Integrity in research analyses

Following last year's spectacular run in the stock market, 2021 has been a year with a different tune altogether.

The trust level of retail investors towards research analysts is at its all-time low.

"It is understandable and I cannot blame retail investors for feeling that way. After all, many were new investors in the stock market and without the necessary experience and, therefore, they relied heavily on those reports or articles that they read," said Chris Eng Poh Yoon, the chief strategy officer of Etiqa Insurance and Takaful — the insurance and takaful arm of Malayan Banking Bhd (Maybank) — on the sentiment of retail investors towards the research fraternity.

The 47-year-old is a highly respected head of research with more than 20 years of experience in the financial services and consulting industry.

His reputation stems from his days as the head of OSK Research where the popular "OSK Boys" trained under him were regarded as among the best research analysts in town.

Many today are heads of research and corporate leaders in Malaysia's capital markets.

After graduating from the University of Cambridge, Eng started out as an engineer at KTA Tenaga. He then joined the consultancy industry before venturing into the world of research in 2004.

Due to his meticulous nature and acumen, he rose quickly to become the director/head of OSK Research within eight years.

"If you're considering a career as a research analyst, it is vital that you have these three characteristics.

"One, you have to love numbers as there is a lot of number crunching. Two, you must be able to present a good story. Lastly, you need to build good relationships with people, including the management, in order to learn about a company and its business.

"A research analyst must have insatiable curiosity. One must be curious enough to want to know about how things work as well as a company's business model. Don't rely only on annual reports. Going to the ground and subscribing to trade magazines are helpful. Most importantly, integrity is key for a research analyst."

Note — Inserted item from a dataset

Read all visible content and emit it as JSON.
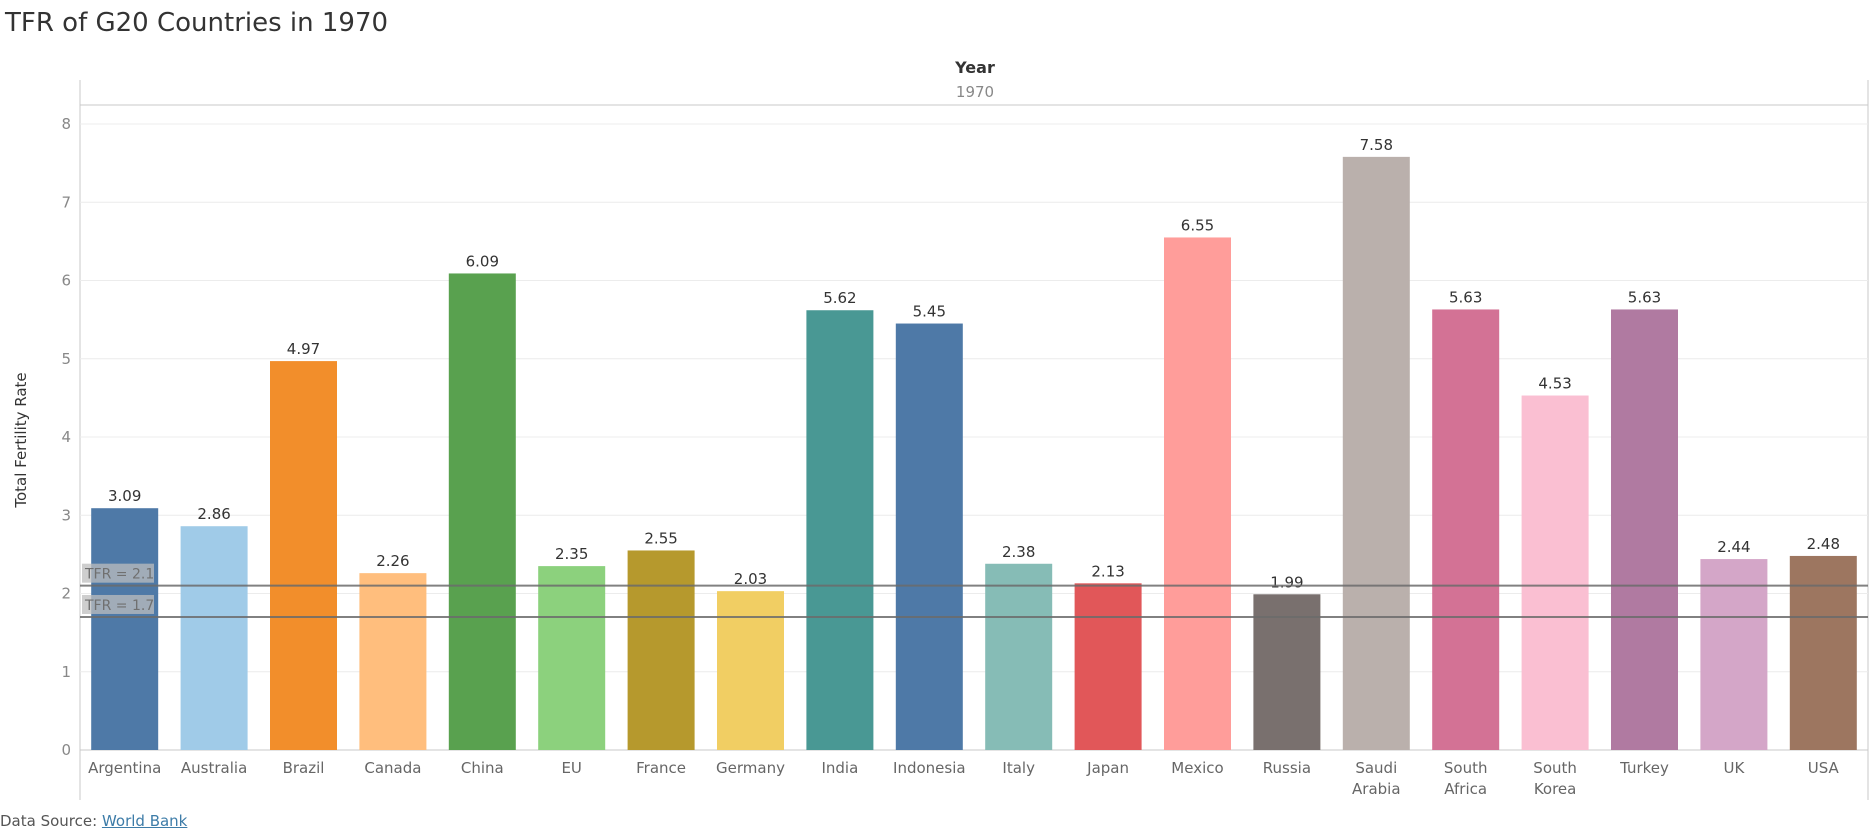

Eng's favourite quote is by former United States president Abraham Lincoln, who said "you can fool some of the people all of the time, and all of the people some of the time, but you cannot fool all of the people all of the time".

"One can build the skills as a research analyst based on the three areas mentioned. But you need to have integrity when you write your analysis reports."

Citing the case of the recent run in rubber glove companies that drew a lot of attention before their retracement, Eng said it was an analyst's job to "tell it as it is".

"The analyst must be transparent in terms of the medium to longer term outlook for the company. If the current outlook is great but clouds are there in the horizon, a 'trading' call should be more appropriate. Retailers are not so gullible that the longer term risks should be hidden from them.

"The market can at times be very bearish or bullish, but the majority of the investors are moderates. I noticed that foreign research houses are more aggressive when it comes to their research report."

However, the best practice is for analysts to assess the situation and be objective with their view at all times.

What he misses most about his previous role as a research analyst is the opportunity to meet people and learning all about a business.

In his time as a research analyst, Eng said he visited the operations of all major sectors except mining.

"What other job allows you this kind of privilege? I got to visit different companies, talk to the founders and chief executive officers, and understand their behind-the-scene operations," said Eng.

On how to overcome the trust deficit between the research fraternity and retail investors, his advice is for research analysts to go back to the basics and focus on quality reports instead of churning out quantities.

For retail investors, one must read widely and not rely solely on any one particular analyst's reports.

Lastly, on cryptocurrencies, he said only the credible ones would survive at the end of the day.

He said currently, most of the cyptocurrencies were highly volatile with wild fluctuations.

"There is a need for them to stabilise before they can become a proper medium of exchange."

The writer was a journalist with the 'New Straits Times' before joining a Fortune Global 500 real estate company. This article is a collaboration between the NST and Tradeview, the author of 'Once Upon A Time In Bursa'.